Laporan terkini dari sentimen eksternal yang berkembang menyebutkan, eskalasi perang tarif yang semakin panas terutama akibat langkah tegas dan keras China dalam menanggapi kebijakan Presiden AS Donald Trump. Pemerintahan Xi Jinping sebelumnya telah dengan tegas mengambil aksi balas dengan mengenakan tarif atas produk AS sebesar 34 persen.
Langkah China tersebut kemudian langsung menuai balas dari Trump yang bersiap mengenakan tarif tambahan sebesar 50 persen atas produk China hingga secara total impor asal China terhajar tarif sebesar 104 persen. Laporan terkait menyebutkan, hingga kini belum muncul upaya meredam eskalasi perang tarif dari dua negara raksasa perekonomian terbesar dunia itu. Bahkan pernyataan terkini Menteri Keuangan AD Scott Bessent menyebut langkah balasan China sebagai kesalahan sangat besar.
Menkeu Scott lebih jauh menyindir, pengenaan tarif oleh China sebagai tak berarti karena nilai ekspor AS ke China hanya sebesar seperlima dari ekspor China ke AS. Catatan juga menunjukkan, besaran defisit perdagangan AS-China yang menjulang sebesar $300 milyar di sepanjang 2024 lalu dan merupakan sepertiga dari total defisit perdagangan international AS.
Rangkaian sentimen terkini dari perang tarif Trump ini kembali menjadi menu sentimen utama bagi pelaku pasar di Asia dalam menjalani sesi perdagangan pertengahan pekan ini, Rabu 9 April 2025. Sikap pesimis akhirnya kembali hingga usai sempat reda di sesi perdagangan hari sebelumnya. Tekanan jual dalam taraf signifikan kembali mendera meski tak setajam pada sesi awal pekan . Kinerja Indeks di seluruh Asia akhirnya kembali jatuh dalam koreksi tajam.
Tinjauan juga memperlihatkan, kinerja Indeks yang konsisten menjejak zona penurunan tajam di sepanjang sesi sebagai cermin dari kukuhnya pesimisme pelaku pasar di Asia. Pantauan lebih jauh dari jalannya sesi perdagangan juga menyebutkan, pelaku pasar di Asia yang sempat tersita perhatiannya pada kebijakan Bank Sentral India, RBI yang memangkas suku bunga pinjaman sebesar 0,25 persen untuk kini berada di kisaran 6 persen. Namun sentimen dari India terkesan terlalu lemah di tengah badai sentimen perang tarif Trump-China.

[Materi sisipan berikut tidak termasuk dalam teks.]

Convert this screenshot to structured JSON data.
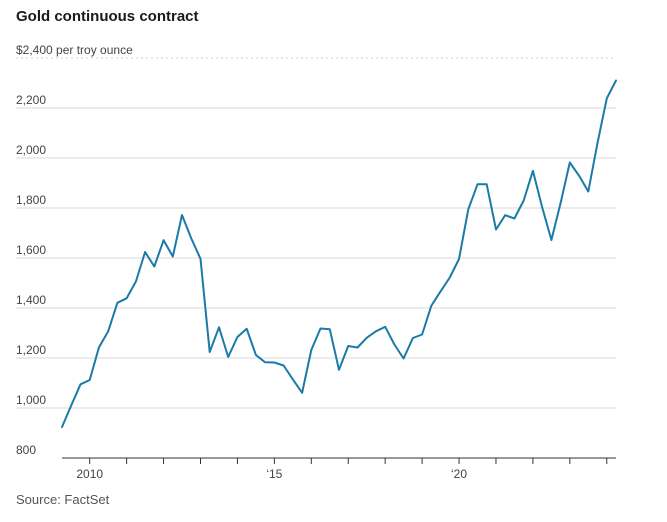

Hingga sesi perdagangan berakhir, Indeks Nikkei (Jepang) ditutup longsor curam 3,93 persen di 31.714,03, sementara Indeks KOSPI (Korea Selatan) merosot 1,74 persen di 2.293,7 dan Indeks ASX 200 (Australia) terpangkas tajam 1,8 persen di 7.375,0.
Kemerosotan curam yang nyaris seragam di seluruh Asia terkesan memaksa pelaku pasar di Jakarta untuk bersikap realistis. Upaya melakukan rebound teknikal di awal sesi pagi akhirnya termentahkan dengan mudah untuk kembali menenggelamkan IHSG di zona merah. Tinjauan RMOL memperlihatkan, IHSG yang sempat mencetak penguatan lumayan tajam hingga sebesar 1,61 persen di awal sesi pagi dengan menjejak posisi 6.092,41.
Namun setelahnya IHSG secara perlahan dan konsisten mengikis penguatan untuk kemudian beralih ke zona pelemahan moderat hingga penutupan sesi pagi. IHSG kemudian semakin menapak pelemahan di sesi perdagangan sore, meski cenderung di rentang moderat.
IHSG akhirnya memungkasi sesi dengan merosot 0,47 persen di 5.967,98. Pantauan menunjukkan, kinerja merah IHSG yang kurang tercermin pada gerak bervariasi saham unggulan. Sejumlah besar saham unggulan yang masuk dalam jajaran teraktif ditransaksikan berakhir di zona positif, seperti: BMRI, BBCA, BBNI, TLKM, ASII, ADRO, UNTR, ISAT, ITMG, PGAS, BBTN, CPIN, PTBA dan INTP.
Sedang sejumlah saham unggulan lain, seperti: BBRI, INDF, ICBP, JPFA, UNVR dan SMGR tercatat kembali tersaruk di zona merah.